2. Conservative insurgents have tended to beat establishment favorites in Washington state's Republican caucuses. It was the only state Pat Robertson won on Super Tuesday in 1988, for example. So Mitt Romney's convincing win there -- the straw poll is technically nonbinding, but the caucus process does have some influence on how delegates will ultimately be allocated -- is a testament to his organizational acumen. It also reminds us that Romney isn't going to cede the caucuses to Ron Paul the way Hillary Clinton largely left them to Barack Obama in 2008.
3. According to at least one count, Paul has surpassed Newt Gingrich in total delegates. (Some estimates project fewer delegates for Paul from places like Minnesota; the Paul campaign's own unofficial delegate tally runs much higher.) Gingrich enters Super Tuesday needing to do something to justify even staying in the race. Georgia appears likely to be his first win since South Carolina, and the former House speaker has had some bad showings. Most recently, he finished last in both Michigan and Washington state.
4. Ohio and Tennessee are must-win states for Rick Santorum, at least if the former Pennsylvania senator is going to seriously contend for the nomination rather than just be a safety valve for conservative discontent with Romney.
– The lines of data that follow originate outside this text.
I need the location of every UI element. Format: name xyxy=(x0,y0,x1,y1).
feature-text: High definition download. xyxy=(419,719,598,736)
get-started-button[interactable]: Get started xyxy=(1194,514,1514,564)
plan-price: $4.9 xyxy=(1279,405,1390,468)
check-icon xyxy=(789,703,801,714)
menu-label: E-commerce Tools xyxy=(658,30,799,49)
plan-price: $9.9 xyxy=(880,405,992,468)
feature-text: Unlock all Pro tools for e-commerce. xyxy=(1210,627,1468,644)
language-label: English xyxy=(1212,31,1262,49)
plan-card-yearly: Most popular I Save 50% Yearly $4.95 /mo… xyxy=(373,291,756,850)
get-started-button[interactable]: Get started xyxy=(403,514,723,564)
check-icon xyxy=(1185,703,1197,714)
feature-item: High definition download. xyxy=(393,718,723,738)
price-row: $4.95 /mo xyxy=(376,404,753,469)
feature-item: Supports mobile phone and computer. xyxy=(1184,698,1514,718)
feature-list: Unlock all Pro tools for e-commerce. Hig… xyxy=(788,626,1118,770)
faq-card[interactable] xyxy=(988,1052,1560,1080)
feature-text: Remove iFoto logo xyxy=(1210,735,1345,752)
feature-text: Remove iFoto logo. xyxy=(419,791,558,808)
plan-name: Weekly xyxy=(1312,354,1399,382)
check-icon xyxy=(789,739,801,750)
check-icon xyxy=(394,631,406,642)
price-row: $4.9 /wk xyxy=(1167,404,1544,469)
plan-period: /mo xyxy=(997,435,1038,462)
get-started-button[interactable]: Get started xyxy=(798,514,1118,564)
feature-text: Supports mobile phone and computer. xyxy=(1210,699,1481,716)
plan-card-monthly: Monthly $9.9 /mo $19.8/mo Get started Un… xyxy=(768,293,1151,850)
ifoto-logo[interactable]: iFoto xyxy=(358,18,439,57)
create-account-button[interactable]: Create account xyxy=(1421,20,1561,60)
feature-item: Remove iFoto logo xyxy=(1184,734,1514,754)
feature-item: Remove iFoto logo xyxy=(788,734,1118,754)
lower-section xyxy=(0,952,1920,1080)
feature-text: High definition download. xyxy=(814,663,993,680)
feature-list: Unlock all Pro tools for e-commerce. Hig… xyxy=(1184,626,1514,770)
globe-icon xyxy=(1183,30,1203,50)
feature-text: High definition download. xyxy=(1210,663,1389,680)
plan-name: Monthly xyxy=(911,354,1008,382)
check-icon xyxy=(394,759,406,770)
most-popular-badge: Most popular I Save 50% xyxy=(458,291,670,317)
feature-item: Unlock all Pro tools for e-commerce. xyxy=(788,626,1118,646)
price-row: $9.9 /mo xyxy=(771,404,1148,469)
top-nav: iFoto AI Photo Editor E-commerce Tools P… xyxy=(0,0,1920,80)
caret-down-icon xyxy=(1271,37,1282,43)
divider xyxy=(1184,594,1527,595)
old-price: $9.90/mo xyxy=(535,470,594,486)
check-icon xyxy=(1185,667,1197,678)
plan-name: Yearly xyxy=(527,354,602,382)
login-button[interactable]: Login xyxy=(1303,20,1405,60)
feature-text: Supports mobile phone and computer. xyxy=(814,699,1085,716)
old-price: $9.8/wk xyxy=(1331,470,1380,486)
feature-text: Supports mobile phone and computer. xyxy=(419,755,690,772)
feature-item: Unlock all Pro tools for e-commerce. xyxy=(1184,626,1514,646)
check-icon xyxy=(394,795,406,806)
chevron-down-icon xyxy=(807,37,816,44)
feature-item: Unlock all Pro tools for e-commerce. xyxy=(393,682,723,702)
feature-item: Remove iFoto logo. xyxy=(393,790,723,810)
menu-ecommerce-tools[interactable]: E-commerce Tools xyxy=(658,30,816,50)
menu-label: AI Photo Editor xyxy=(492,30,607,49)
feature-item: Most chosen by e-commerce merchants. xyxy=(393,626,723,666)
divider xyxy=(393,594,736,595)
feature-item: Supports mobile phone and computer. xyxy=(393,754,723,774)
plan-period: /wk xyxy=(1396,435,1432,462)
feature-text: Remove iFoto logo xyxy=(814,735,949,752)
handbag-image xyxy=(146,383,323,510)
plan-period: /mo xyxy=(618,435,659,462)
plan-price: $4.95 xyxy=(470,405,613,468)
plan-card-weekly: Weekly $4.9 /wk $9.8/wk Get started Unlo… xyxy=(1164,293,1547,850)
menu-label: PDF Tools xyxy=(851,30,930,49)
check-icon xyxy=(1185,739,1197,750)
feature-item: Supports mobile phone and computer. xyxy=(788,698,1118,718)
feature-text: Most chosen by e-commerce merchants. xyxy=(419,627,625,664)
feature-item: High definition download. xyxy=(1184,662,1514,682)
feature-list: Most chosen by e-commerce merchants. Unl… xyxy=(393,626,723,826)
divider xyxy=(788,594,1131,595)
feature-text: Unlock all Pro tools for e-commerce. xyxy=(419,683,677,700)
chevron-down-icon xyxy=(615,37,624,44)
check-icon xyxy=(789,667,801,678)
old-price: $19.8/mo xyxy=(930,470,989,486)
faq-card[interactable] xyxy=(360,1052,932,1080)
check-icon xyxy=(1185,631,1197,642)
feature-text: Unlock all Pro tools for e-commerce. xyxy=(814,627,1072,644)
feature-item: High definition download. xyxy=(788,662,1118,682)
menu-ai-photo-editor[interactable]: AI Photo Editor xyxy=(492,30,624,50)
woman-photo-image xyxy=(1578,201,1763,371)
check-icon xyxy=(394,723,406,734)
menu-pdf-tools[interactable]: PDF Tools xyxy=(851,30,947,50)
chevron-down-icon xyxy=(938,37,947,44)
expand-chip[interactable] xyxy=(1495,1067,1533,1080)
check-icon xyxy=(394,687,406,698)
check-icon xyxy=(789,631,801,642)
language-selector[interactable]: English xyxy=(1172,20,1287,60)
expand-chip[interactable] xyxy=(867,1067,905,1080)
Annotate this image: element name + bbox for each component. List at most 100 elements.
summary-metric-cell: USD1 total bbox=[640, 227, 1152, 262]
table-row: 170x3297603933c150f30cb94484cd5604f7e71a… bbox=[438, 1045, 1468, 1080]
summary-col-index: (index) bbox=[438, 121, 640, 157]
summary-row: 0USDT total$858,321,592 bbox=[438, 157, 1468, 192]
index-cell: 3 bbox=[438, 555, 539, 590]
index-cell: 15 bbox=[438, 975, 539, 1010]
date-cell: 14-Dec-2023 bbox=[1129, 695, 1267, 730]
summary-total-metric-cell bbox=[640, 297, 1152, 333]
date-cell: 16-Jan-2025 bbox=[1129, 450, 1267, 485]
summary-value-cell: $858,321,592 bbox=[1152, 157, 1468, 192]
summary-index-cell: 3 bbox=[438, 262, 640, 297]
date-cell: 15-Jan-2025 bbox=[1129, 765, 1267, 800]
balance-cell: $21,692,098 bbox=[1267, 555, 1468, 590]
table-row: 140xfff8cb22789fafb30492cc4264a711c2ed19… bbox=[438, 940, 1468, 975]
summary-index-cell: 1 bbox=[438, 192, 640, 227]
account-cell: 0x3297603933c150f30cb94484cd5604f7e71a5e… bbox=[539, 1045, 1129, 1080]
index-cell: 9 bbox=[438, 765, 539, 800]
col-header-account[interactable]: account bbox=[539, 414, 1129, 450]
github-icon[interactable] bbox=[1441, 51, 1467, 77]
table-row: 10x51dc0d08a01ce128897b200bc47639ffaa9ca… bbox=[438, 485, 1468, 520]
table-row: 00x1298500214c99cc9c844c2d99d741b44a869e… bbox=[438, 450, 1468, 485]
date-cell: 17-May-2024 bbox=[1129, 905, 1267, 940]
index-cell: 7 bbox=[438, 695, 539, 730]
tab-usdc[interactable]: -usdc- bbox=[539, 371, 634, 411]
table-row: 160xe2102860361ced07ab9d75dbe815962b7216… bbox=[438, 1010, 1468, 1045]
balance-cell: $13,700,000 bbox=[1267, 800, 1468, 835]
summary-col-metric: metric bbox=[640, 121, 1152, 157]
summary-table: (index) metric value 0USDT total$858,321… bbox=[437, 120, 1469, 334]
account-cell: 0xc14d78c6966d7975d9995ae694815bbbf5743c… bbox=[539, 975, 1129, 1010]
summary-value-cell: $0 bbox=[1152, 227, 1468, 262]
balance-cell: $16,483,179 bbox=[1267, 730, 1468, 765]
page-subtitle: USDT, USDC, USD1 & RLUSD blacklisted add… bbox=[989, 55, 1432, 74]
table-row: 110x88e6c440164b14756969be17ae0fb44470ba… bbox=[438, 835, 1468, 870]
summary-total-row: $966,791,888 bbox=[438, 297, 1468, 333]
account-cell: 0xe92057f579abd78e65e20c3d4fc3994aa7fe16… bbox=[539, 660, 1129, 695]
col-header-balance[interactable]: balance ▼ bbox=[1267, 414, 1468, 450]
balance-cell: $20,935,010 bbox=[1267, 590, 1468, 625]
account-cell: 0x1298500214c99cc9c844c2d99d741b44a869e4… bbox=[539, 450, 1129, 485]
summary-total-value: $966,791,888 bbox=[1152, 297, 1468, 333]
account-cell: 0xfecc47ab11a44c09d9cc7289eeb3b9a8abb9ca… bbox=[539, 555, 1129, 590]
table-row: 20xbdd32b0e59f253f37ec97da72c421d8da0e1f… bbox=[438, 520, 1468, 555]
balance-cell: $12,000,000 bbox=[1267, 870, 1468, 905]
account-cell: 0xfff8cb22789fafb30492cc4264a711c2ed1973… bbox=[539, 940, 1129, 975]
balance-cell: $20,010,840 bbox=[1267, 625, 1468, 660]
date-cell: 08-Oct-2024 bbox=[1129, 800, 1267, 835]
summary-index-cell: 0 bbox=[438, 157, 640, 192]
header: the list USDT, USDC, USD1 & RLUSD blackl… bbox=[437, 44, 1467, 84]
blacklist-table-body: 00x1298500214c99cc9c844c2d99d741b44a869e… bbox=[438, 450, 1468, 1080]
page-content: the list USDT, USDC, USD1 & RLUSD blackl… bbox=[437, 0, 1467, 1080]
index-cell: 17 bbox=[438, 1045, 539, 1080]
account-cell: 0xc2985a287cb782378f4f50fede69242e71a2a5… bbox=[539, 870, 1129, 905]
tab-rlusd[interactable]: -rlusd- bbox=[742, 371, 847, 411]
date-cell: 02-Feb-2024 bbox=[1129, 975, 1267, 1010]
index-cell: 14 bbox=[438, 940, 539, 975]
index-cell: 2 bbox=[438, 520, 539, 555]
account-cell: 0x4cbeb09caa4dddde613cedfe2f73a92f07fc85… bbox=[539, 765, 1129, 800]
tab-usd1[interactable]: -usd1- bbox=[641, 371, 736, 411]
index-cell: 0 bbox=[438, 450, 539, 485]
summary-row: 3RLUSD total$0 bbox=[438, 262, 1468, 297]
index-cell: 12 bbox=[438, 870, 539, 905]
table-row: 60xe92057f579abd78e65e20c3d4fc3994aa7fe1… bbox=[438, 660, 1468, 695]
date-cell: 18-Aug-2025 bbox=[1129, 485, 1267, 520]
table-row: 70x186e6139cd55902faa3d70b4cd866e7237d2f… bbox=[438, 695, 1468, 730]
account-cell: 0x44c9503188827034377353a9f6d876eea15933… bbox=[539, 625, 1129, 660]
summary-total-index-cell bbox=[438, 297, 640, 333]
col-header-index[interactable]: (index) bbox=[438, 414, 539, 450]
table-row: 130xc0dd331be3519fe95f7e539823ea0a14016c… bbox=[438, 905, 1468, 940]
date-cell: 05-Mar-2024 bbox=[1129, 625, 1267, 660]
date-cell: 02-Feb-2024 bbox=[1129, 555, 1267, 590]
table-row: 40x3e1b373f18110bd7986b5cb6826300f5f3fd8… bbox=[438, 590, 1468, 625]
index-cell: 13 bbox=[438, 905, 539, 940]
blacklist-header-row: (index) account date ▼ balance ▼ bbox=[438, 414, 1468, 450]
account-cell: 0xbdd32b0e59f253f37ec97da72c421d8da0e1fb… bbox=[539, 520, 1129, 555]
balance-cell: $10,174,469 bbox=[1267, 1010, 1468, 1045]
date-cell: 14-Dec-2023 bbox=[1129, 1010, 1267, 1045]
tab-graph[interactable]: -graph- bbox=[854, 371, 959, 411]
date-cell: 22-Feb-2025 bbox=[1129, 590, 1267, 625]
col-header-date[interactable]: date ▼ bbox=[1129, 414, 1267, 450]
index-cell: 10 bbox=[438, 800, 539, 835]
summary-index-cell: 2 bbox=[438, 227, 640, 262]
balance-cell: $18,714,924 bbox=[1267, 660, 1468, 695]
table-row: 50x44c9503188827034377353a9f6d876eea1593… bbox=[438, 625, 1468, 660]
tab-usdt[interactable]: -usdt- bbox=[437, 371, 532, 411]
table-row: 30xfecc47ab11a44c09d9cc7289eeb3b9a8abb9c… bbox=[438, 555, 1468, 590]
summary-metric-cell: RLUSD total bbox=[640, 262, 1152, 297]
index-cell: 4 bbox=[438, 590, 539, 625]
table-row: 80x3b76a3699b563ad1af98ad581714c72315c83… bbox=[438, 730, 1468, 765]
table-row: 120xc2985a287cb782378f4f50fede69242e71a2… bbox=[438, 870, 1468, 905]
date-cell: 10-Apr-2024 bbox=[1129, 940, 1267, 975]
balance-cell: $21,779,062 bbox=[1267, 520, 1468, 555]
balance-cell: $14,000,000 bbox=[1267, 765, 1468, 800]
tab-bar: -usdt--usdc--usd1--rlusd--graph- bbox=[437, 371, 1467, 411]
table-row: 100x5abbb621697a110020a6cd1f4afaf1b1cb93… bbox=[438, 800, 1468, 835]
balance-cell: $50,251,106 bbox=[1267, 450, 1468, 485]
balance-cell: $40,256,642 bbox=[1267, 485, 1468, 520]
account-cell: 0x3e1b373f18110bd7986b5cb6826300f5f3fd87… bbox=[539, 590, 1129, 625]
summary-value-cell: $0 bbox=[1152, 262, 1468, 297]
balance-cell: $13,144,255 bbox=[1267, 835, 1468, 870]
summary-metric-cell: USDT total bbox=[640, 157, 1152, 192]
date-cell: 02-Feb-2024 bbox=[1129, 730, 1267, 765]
Santorum still leads in both states, but by shrinking margins. If the states get too close, you have to wonder if Romney's superior ground game could be the tie-breaker.
5. Sen. Scott Brown's (R-MA) reelection campaign is looking up. Two recent polls have him decisively ahead of likely Democratic challenger Elizabeth Warren, with particularly strong numbers among independents. Brown knows that electorate and could get another assist if Romney wins the nomination, because he will lose Massachusetts less badly than the other Republican presidential candidates. I wonder if Warren will regret her agreement with Brown on super PACs. Since Brown has disappointed many of the national Tea Party groups who supported him in 2010, Warren was likely to get a lot more outside support.
6. Former Sen. Bob Kerrey (D-NE) is about as good a candidate as Nebraska Democrats could hope for in the race to replace retiring Sen. Ben Nelson (D-NE). But let's face it: he's to Nelson's left, he hasn't run for office there since the 1990s, he's spent recent years living in New York, and it's a presidential election year. Republicans are still very likely to pick up that seat.